= Henk de Jong (theologian) =

Dutch minister and theologian

Henk de Jong (8 February 1932 – 21 March 2023) was a Dutch minister, theologian, and biblical scholar.

He was born in Alblasserdam and studied at the Theological College in Kampen and the University of Leiden. He became a minister in the Reformed Churches in the Netherlands (Liberated) but was suspended at the time of the denominational split that formed the Netherlands Reformed Churches and he left to join that body in 1968.
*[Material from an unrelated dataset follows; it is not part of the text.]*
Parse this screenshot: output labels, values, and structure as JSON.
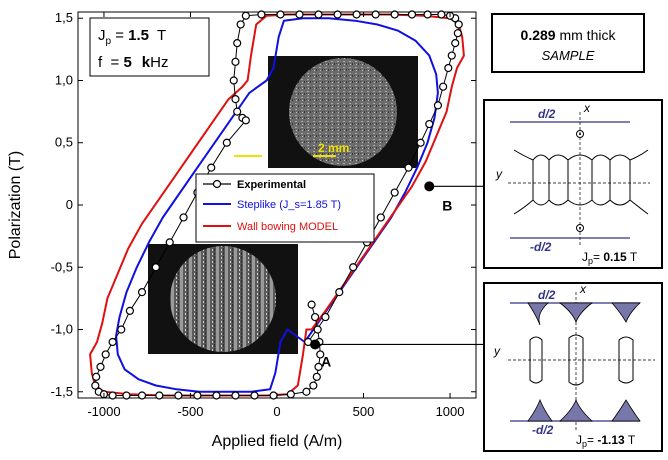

de Jong was involved in theological education from 1969 to 1998 through the Theological Study Advice Service (Theologische Studiebegeleiding), which in 2006 became the Netherlands Reformed Pastor Training (Nederlands Gereformeerde Predikantenopleiding), a seminary programme operating in conjunction with the Theological University of Apeldoorn.

de Jong wrote a number of books, the most significant of which was Van oud naar nieuw: de ontwikkelingsgang van het Oude naar het Nieuwe Testament [From old to new: The development from the Old to the New Testament] (2002). In it he argued that the Davidic covenant was a strengthening of the Mosaic covenant, meant to anchor and reinforce it. de Jong rejected the inerrancy of Scripture and wrote in favour of homosexual relationships.

Koert van Bekkum and Eric Peels note that de Jong wrote a "remarkable MA thesis" on Old Testament biblical narrative in 1966, long before the ground-breaking studies of Robert Alter and J. P. Fokkelman. They note that he became "especially famous for his creative exegetical contributions to Reformed biblical theology," but suggest that "struggles in the Church frustrated his academic studies."

A professorial chair at the Theological University of the Reformed Churches is named in his honour.